Centre for Clean Environment and Energy, Environmental Futures Centre, Griffith School of Environment, Gold Coast Campus, Griffith University , Queensland 4222, Australia.
ACS Appl Mater Interfaces. 2013 Nov 13;5(21):11129-35. doi: 10.1021/am403325a. Epub 2013 Oct 16.

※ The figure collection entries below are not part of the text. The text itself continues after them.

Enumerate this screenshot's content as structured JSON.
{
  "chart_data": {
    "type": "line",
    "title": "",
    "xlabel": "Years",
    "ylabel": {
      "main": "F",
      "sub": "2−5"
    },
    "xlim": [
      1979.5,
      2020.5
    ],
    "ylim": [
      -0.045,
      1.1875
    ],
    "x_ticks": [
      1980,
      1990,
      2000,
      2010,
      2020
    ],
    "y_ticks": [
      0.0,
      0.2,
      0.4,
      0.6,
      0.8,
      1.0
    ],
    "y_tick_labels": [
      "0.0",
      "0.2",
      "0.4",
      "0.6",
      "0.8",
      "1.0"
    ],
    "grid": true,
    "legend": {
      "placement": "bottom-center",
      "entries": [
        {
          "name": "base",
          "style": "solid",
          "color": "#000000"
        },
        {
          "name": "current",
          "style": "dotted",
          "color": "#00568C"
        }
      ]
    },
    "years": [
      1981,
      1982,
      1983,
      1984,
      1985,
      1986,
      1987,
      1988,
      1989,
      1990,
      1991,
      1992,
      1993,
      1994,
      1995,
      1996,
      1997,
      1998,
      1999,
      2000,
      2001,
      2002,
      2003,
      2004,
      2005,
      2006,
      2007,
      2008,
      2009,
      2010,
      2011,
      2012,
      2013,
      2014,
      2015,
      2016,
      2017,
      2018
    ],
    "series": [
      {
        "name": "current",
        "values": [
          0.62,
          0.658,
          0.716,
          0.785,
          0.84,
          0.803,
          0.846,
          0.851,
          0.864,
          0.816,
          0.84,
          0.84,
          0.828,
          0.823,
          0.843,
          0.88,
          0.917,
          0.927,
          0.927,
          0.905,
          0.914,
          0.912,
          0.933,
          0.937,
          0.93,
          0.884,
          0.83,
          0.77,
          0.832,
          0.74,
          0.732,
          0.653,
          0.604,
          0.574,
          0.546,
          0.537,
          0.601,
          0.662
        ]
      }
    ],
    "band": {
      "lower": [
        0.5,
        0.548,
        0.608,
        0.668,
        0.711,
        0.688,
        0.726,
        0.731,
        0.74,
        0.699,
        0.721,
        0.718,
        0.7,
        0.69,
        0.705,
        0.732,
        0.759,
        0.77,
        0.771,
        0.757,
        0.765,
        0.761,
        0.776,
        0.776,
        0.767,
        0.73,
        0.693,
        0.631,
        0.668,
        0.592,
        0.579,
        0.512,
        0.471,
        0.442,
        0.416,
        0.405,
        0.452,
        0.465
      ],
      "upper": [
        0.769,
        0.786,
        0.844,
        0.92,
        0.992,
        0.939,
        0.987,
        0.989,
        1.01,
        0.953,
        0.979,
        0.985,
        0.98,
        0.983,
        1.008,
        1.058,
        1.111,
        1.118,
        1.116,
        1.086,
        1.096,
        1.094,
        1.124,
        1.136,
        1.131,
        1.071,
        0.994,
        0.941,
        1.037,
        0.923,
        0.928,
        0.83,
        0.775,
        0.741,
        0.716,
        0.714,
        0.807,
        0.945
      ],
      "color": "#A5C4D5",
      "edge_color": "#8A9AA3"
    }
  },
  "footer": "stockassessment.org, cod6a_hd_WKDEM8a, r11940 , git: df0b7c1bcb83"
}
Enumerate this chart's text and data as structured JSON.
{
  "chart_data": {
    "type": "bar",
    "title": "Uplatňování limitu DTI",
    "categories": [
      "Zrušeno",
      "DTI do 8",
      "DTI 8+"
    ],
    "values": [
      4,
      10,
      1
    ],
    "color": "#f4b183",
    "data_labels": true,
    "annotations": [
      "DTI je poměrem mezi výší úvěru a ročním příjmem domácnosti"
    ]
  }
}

In this work, hydrogenated TiO2 nanotubes (H-TNTs) electrodes were successfully fabricated via the anodization of a titanium sheet followed by a hydrogenation process. Oxygen vacancies were induced in the crystalline structure of TiO2 nanotubes (TNTs) as shallow donors that enhance the electronic conductivity of the TNTs. This improvement in the electronic conductivity and photoelectrocatalytic (PEC) performance was confirmed and evaluated by a photoelectrochemical characterization. Most importantly, the H-TNTs electrode was able to degrade potassium hydrogen phthalate (strong adsorbent) and glucose (weak adsorbent) indiscriminately. The corresponding photocurrents at the H-TNTs were 2-fold greater than that of the TNTs samples for the same concentrations of the organic compounds. This suggests that the H-TNTs electrode can be a promising sensor for the PEC determination of individual organic compounds or as an aggregative parameter of organic compounds (e.g., chemical oxygen demand).
在这项工作中,通过钛片的阳极氧化和随后的氢化过程成功制备了氢化二氧化钛纳米管(H-TNTs)电极。氧空位被引入 TiO2 纳米管(TNTs)的晶体结构中,作为浅施主,提高了 TNTs 的电子导电性。通过光电化学特性的确认和评估,证实了这种电子电导率和光电催化(PEC)性能的改善。最重要的是,H-TNTs 电极能够不分主次地降解邻苯二甲酸氢钾(强吸附剂)和葡萄糖(弱吸附剂)。对于相同浓度的有机化合物,H-TNTs 的相应光电流是 TNTs 样品的两倍。这表明 H-TNTs 电极可以作为光电化学测定个别有机化合物的传感器,或者作为有机化合物的综合参数(例如,化学需氧量)。